A previous study revealed that a high concentration of LDL-c in women with GDM was an independent risk factor for insulin resistance after delivery [34]. However, another study showed no significant difference in the LDL-c concentrations of postpartum women with NGT or AGM and a history of GDM [35]. The findings of this study were consistent with a positive association between LDL-c concentration and the prevalence of postpartum AGM. The underlying mechanisms of the associations between LDL-c and postpartum AGM were not fully understood. Some studies demonstrated that abnormal LDL-c metabolism might lead to the loss of function of pancreatic β-cells [36] and excessive LDL-c accumulation might aggravate oxidative stress, which correlated with insulin resistance [34, 37]. Consistent with this, the present study showed that GDM women with postpartum AGM, low insulin secretion, and low insulin sensitivity had elevated mid-trimester LDL-c concentrations. High LDL-c concentrations during the middle of pregnancy among GDM women were associated with both β-cell dysfunction and insulin resistance after delivery.

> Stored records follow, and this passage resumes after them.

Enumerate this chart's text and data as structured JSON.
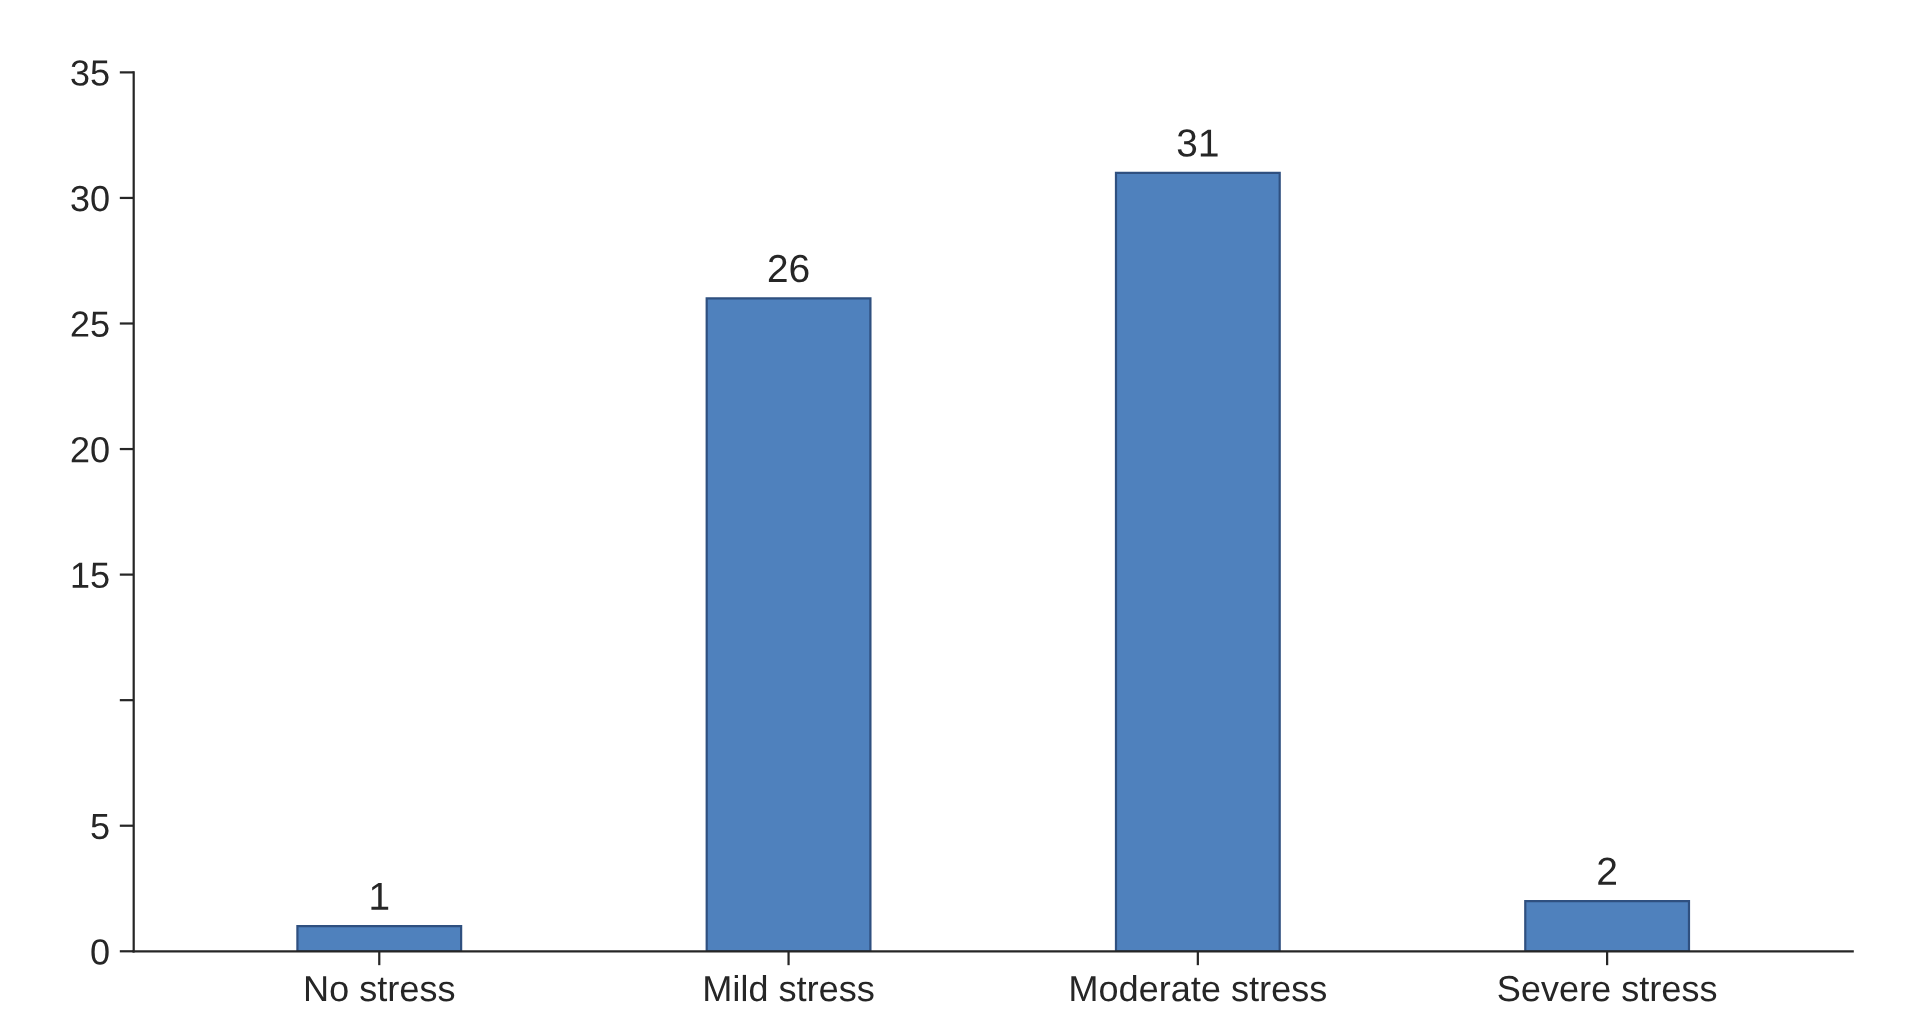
{
  "chart_data": {
    "type": "bar",
    "categories": [
      "No stress",
      "Mild stress",
      "Moderate stress",
      "Severe stress"
    ],
    "values": [
      1,
      26,
      31,
      2
    ],
    "color": "#4f81bd",
    "data_labels": true,
    "ylim": [
      0,
      35
    ],
    "yticks": [
      0,
      5,
      {
        "value": 10,
        "label": null
      },
      15,
      20,
      25,
      30,
      35
    ],
    "grid": false
  }
}
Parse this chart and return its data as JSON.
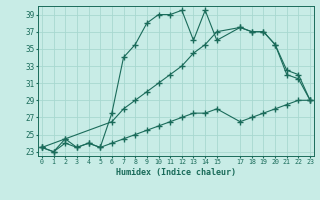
{
  "xlabel": "Humidex (Indice chaleur)",
  "bg_color": "#c8ece6",
  "grid_color": "#a8d8d0",
  "line_color": "#1a6b5a",
  "line1_x": [
    0,
    1,
    2,
    3,
    4,
    5,
    6,
    7,
    8,
    9,
    10,
    11,
    12,
    13,
    14,
    15,
    17,
    18,
    19,
    20,
    21,
    22,
    23
  ],
  "line1_y": [
    23.5,
    23.0,
    24.5,
    23.5,
    24.0,
    23.5,
    27.5,
    34.0,
    35.5,
    38.0,
    39.0,
    39.0,
    39.5,
    36.0,
    39.5,
    36.0,
    37.5,
    37.0,
    37.0,
    35.5,
    32.0,
    31.5,
    29.0
  ],
  "line2_x": [
    0,
    2,
    6,
    7,
    8,
    9,
    10,
    11,
    12,
    13,
    14,
    15,
    17,
    18,
    19,
    20,
    21,
    22,
    23
  ],
  "line2_y": [
    23.5,
    24.5,
    26.5,
    28.0,
    29.0,
    30.0,
    31.0,
    32.0,
    33.0,
    34.5,
    35.5,
    37.0,
    37.5,
    37.0,
    37.0,
    35.5,
    32.5,
    32.0,
    29.0
  ],
  "line3_x": [
    0,
    1,
    2,
    3,
    4,
    5,
    6,
    7,
    8,
    9,
    10,
    11,
    12,
    13,
    14,
    15,
    17,
    18,
    19,
    20,
    21,
    22,
    23
  ],
  "line3_y": [
    23.5,
    23.0,
    24.0,
    23.5,
    24.0,
    23.5,
    24.0,
    24.5,
    25.0,
    25.5,
    26.0,
    26.5,
    27.0,
    27.5,
    27.5,
    28.0,
    26.5,
    27.0,
    27.5,
    28.0,
    28.5,
    29.0,
    29.0
  ],
  "xlim": [
    -0.3,
    23.3
  ],
  "ylim": [
    22.5,
    40.0
  ],
  "yticks": [
    23,
    25,
    27,
    29,
    31,
    33,
    35,
    37,
    39
  ],
  "xticks": [
    0,
    1,
    2,
    3,
    4,
    5,
    6,
    7,
    8,
    9,
    10,
    11,
    12,
    13,
    14,
    15,
    17,
    18,
    19,
    20,
    21,
    22,
    23
  ],
  "xticklabels": [
    "0",
    "1",
    "2",
    "3",
    "4",
    "5",
    "6",
    "7",
    "8",
    "9",
    "10",
    "11",
    "12",
    "13",
    "14",
    "15",
    "17",
    "18",
    "19",
    "20",
    "21",
    "22",
    "23"
  ]
}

Oxidative stress [38] and chronic inflammation [39] are involved in the progression of GDM. There was a large body of research concerning the role of plasma HDL-c as a protective agent. HDL-c had anti-oxidant, anti-thrombotic, anti-inflammatory, vasodilatory effects, and a protective function against endothelial cell damage [40,41,42]. High concentrations of TG, TC, and LDL-c were common in pregnant women and especially associated with GDM [7, 33], whereas HDL-c did not change significantly during gestation even in GDM women [43]. This was similar to this study. In the present study, no significant differences were found in mid-trimester HDL-c concentrations between GDM women with postpartum AGM and those with NGT. Further investigation is needed to determine whether mid-trimester HDL-c is a protective factor for postpartum AGM.

Study strength and limitations

In the present study, the relationship between lipid profile during the mid-trimester and the pathophysiologic subtype of early postpartum abnormal glucose metabolism in women who experienced GDM was analyzed for the first time. This study also had several limitations. First, although the maternal lipid profile in the middle trimester (24–28 weeks of gestation) was assessed, the precise data of gestational weeks were not recorded. Lipid concentrations may change constantly through gestational weeks. Second, the body weight information of most GDM women before or during pregnancy was missing, limiting the possibility of analyzing the effect of overweight or obese on early postpartum AGM. Third, lipid profile may be closely associated with lifestyle. However, the information regarding the lifestyles of the participants was not collected, such as dietary factors and physical activity, which could be confounders. Finally, this was a hospital-based retrospective study and the sample lacked diversity. Therefore, further large multi-center studies with more rigorous design are needed in the future.

Conclusions

In conclusion, GDM women with abnormal mid-trimester TG and LDL-c concentrations were predisposed to early postpartum AGM. Postpartum AGM women who experienced GDM had heterogeneous mid-trimester lipid profile according to their pathophysiologic subtype. Among these postpartum AGM women, those with low insulin sensitivity had elevated mid-trimester TG concentrations, while those with low insulin secretion and low insulin sensitivity had higher mid-trimester TC and LDL-c concentrations. Thus, more attention should be paid to the mid-trimester lipid profile in women with GDM. For these women with abnormal lipid profile during midterm pregnancy, a low-fat diet, lifestyle modifications, and intensive follow-up are strongly recommended for the prevention of postpartum AGM.